Plus, the German foreign policy establishment is familiar with Biden’s advisers since many of them worked for former U.S. President Barack Obama and for Hillary Clinton when she was Secretary of State. “There are excellent contacts,” said Peter Wittig, former German ambassador to the U.S., on the German broadcaster RTL. Nils Schmid, a foreign policy expert with the center-left Social Democrats, says that if Biden were to win, he expects “a strong signal to Europe” right at the beginning of his presidency.
Röttgen of the CDU tends to agree. “One thing would change immediately: We would once again treat each other sensibly.” But Röttgen also warns that areas of conflict will remain no matter what, specifically mentioning Nord Stream 2 and U.S. demands for more defense spending in Berlin. Still, most foreign policy experts in Berlin believe that the challenges would be much smaller with Biden in the White House.
Jürgen Hardt, another foreign policy expert with the CDU, said on German television that he has recently been assured by his Republican counterparts in Washington that Trump would take a different approach to foreign policy in his second term. Trump, he says he was told, wants to go down in history as a “good president.” Hardt, though, said on the show that he “wasn’t convinced.”
Former SPD chairman Martin Schulz, who ran against Angela Merkel in the last German election, was more pointed in comments made during DER SPIEGEL’s election night coverage. Trump, he said, “doesn’t give a shit” about international relations. Schulz, who was also president of European Parliament for many years, said that if Trump were to win, Europe would have to “come closer together” and “defend itself from the Trump regime.”
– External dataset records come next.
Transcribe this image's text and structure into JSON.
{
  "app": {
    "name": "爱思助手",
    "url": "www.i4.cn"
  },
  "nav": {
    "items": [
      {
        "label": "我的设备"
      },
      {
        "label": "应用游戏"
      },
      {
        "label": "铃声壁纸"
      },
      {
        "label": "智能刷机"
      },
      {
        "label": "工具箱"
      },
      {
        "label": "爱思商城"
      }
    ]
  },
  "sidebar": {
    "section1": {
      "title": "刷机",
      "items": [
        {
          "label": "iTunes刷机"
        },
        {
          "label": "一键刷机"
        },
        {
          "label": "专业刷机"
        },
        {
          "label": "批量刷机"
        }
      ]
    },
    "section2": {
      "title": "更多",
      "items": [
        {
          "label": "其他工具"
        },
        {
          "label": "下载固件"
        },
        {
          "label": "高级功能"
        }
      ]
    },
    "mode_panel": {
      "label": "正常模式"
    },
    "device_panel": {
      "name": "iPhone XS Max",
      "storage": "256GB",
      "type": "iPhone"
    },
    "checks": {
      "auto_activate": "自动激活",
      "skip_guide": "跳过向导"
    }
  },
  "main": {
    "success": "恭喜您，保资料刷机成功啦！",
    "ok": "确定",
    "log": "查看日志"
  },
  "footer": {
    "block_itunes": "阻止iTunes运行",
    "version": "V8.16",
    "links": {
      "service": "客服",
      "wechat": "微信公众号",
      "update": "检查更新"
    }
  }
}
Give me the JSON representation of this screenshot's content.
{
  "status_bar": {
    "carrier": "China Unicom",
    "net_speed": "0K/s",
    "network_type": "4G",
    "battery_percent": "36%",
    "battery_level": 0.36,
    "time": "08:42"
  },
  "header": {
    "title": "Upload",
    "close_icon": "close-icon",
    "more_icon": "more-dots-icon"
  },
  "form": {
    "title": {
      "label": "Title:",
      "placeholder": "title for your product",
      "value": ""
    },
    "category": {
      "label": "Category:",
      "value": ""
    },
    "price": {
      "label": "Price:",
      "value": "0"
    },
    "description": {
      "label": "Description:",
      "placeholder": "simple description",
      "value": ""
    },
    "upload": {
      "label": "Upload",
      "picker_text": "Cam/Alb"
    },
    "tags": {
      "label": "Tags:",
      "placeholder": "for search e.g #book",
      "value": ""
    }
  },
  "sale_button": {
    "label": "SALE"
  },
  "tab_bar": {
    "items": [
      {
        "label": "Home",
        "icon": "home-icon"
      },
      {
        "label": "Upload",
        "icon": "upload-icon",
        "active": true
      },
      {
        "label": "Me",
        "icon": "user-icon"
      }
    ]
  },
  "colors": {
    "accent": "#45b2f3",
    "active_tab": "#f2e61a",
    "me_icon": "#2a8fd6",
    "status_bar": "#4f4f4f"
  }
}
European unity, though, is anything but a given these days, as could be seen on Wednesday afternoon. Slovenian Prime Minister Janez Janša, a right-wing nationalist, prematurely congratulated Donald Trump on his election victory. “It’s pretty clear that American people have elected @realDonaldTrump @Mike_Pence for #4moreyears,” he wrote on Twitter.
The German right-wing populists with the Alternative for Germany (AfD) party agreed. AfD foreign policy specialist Armin-Paulus Hampel said the atmosphere within the party on Wednesday afternoon was cheerful and relaxed at the prospect of four more years of the incumbent.
Proving that even in the German parliament, there are those who support Donald Trump.